En outre, la crise économique a récemment empiré et pourrait s’aggraver davantage à l’avenir en raison de la crise du Golfe et de la tension entre la Jordanie et certains pays du Golfe, alors que l’aide saoudienne et qatarie était absente et l’est toujours. 

Pour toutes ces raisons, la Jordanie est en ébullition.

La monarchie jordanienne considère la décision américaine comme une violation du traité de paix signé sous l’égide de Washington.

Chose sans précédent, le roi Abdallah a publié un tweet en soutien aux manifestants jordaniens contre la décision américaine et a défendu le statut de Jérusalem en tant que ville arabe et non en tant que capitale d’Israël.

Revoir le traité de paix

Contenir la colère populaire déclenchée par la décision américaine est une préoccupation majeure du gouvernement, compte tenu en particulier de la crise actuelle entre la Jordanie et Israël, qui a éclaté après qu’un employé de l’ambassade israélienne a tué deux citoyens jordaniens en juillet dernier.

Sur le plan officiel, l’initiative la plus importante a été entreprise par le parlement qui a décidé, pour la première fois de son histoire, de revoir les accords signés avec Israël, y compris le traité de paix.

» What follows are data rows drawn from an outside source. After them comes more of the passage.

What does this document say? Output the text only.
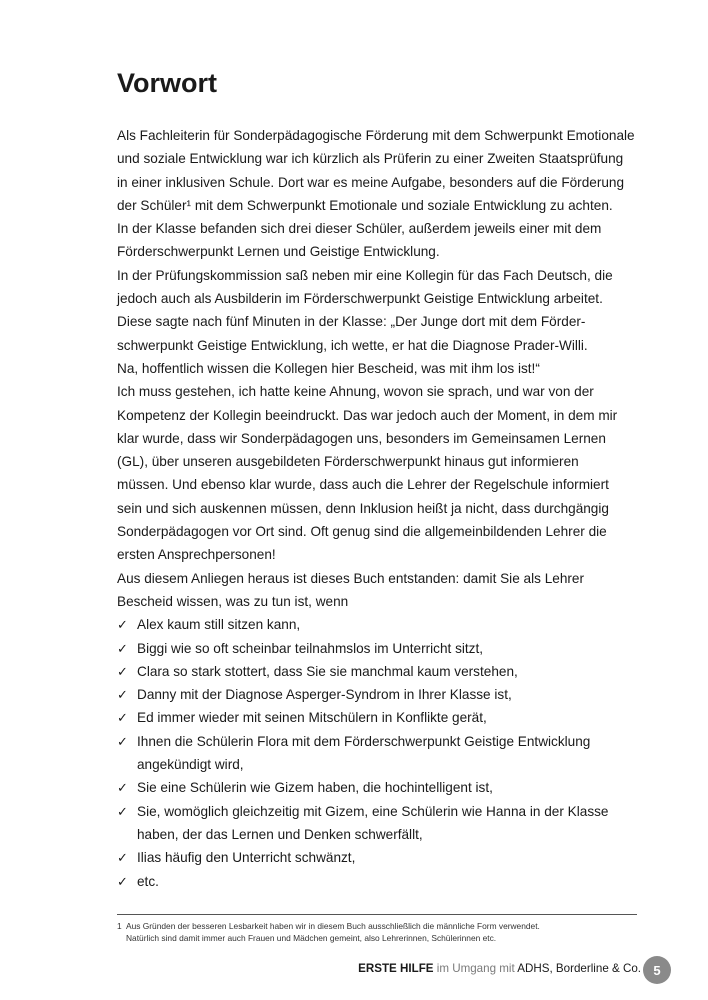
Vorwort

Als Fachleiterin für Sonderpädagogische Förderung mit dem Schwerpunkt Emotionale

und soziale Entwicklung war ich kürzlich als Prüferin zu einer Zweiten Staatsprüfung

in einer inklusiven Schule. Dort war es meine Aufgabe, besonders auf die Förderung

der Schüler¹ mit dem Schwerpunkt Emotionale und soziale Entwicklung zu achten.

In der Klasse befanden sich drei dieser Schüler, außerdem jeweils einer mit dem

Förderschwerpunkt Lernen und Geistige Entwicklung.

In der Prüfungskommission saß neben mir eine Kollegin für das Fach Deutsch, die

jedoch auch als Ausbilderin im Förderschwerpunkt Geistige Entwicklung arbeitet.

Diese sagte nach fünf Minuten in der Klasse: „Der Junge dort mit dem Förder-

schwerpunkt Geistige Entwicklung, ich wette, er hat die Diagnose Prader-Willi.

Na, hoffentlich wissen die Kollegen hier Bescheid, was mit ihm los ist!“

Ich muss gestehen, ich hatte keine Ahnung, wovon sie sprach, und war von der

Kompetenz der Kollegin beeindruckt. Das war jedoch auch der Moment, in dem mir

klar wurde, dass wir Sonderpädagogen uns, besonders im Gemeinsamen Lernen

(GL), über unseren ausgebildeten Förderschwerpunkt hinaus gut informieren

müssen. Und ebenso klar wurde, dass auch die Lehrer der Regelschule informiert

sein und sich auskennen müssen, denn Inklusion heißt ja nicht, dass durchgängig

Sonderpädagogen vor Ort sind. Oft genug sind die allgemeinbildenden Lehrer die

ersten Ansprechpersonen!

Aus diesem Anliegen heraus ist dieses Buch entstanden: damit Sie als Lehrer

Bescheid wissen, was zu tun ist, wenn

✓ Alex kaum still sitzen kann,
✓ Biggi wie so oft scheinbar teilnahmslos im Unterricht sitzt,
✓ Clara so stark stottert, dass Sie sie manchmal kaum verstehen,
✓ Danny mit der Diagnose Asperger-Syndrom in Ihrer Klasse ist,
✓ Ed immer wieder mit seinen Mitschülern in Konflikte gerät,
✓ Ihnen die Schülerin Flora mit dem Förderschwerpunkt Geistige Entwicklung
angekündigt wird,
✓ Sie eine Schülerin wie Gizem haben, die hochintelligent ist,
✓ Sie, womöglich gleichzeitig mit Gizem, eine Schülerin wie Hanna in der Klasse
haben, der das Lernen und Denken schwerfällt,
✓ Ilias häufig den Unterricht schwänzt,
✓ etc.

1 Aus Gründen der besseren Lesbarkeit haben wir in diesem Buch ausschließlich die männliche Form verwendet.

Natürlich sind damit immer auch Frauen und Mädchen gemeint, also Lehrerinnen, Schülerinnen etc.

ERSTE HILFE im Umgang mit ADHS, Borderline & Co. 5
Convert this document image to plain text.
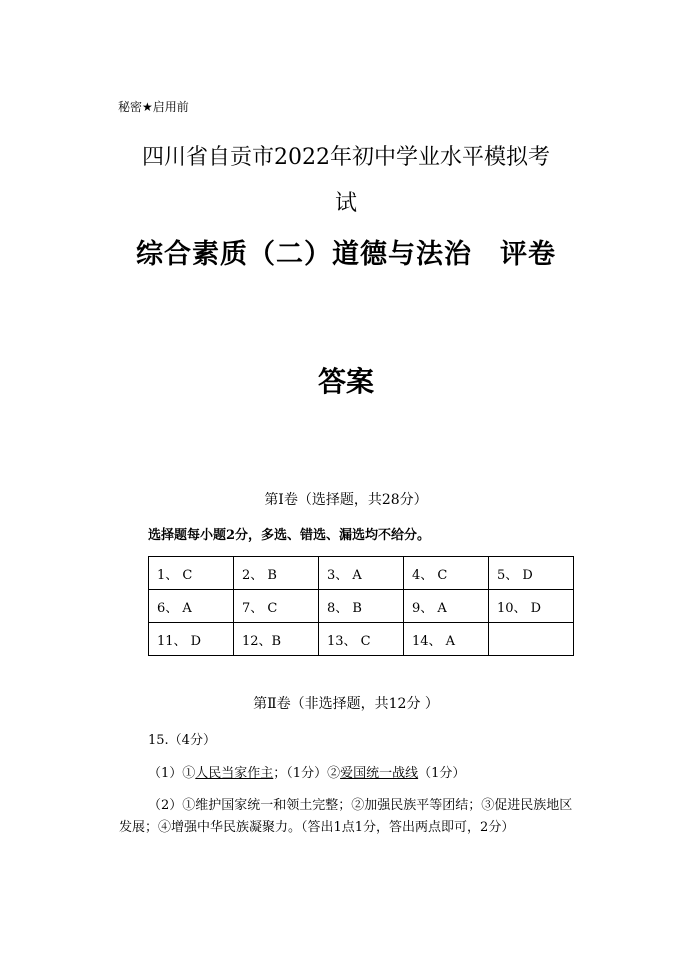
秘密★启用前
四川省自贡市2022年初中学业水平模拟考
试
综合素质（二）道德与法治　评卷
答案
第Ⅰ卷（选择题，共28分）
选择题每小题2分，多选、错选、漏选均不给分。
1、 C	2、 B	3、 A	4、 C	5、 D
6、 A	7、 C	8、 B	9、 A	10、 D
11、 D	12、B	13、 C	14、 A	
第Ⅱ卷（非选择题，共12分 ）
15.（4分）
（1）①人民当家作主；（1分）②爱国统一战线（1分）
（2）①维护国家统一和领土完整；②加强民族平等团结；③促进民族地区发展；④增强中华民族凝聚力。（答出1点1分，答出两点即可，2分）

Quatorze députés ont signé une lettre demandant l’annulation du traité.

Selon la loi jordanienne, toute proposition approuvée par au moins dix députés doit être discutée par le parlement et soumise au vote.

Bien que l’on ne sache pas encore quand le président du parlement mettra une telle discussion à l’ordre du jour, et si oui ou non le traité sera annulé, ce qui est certain, cependant, c’est que cela envoie un message fort à Israël.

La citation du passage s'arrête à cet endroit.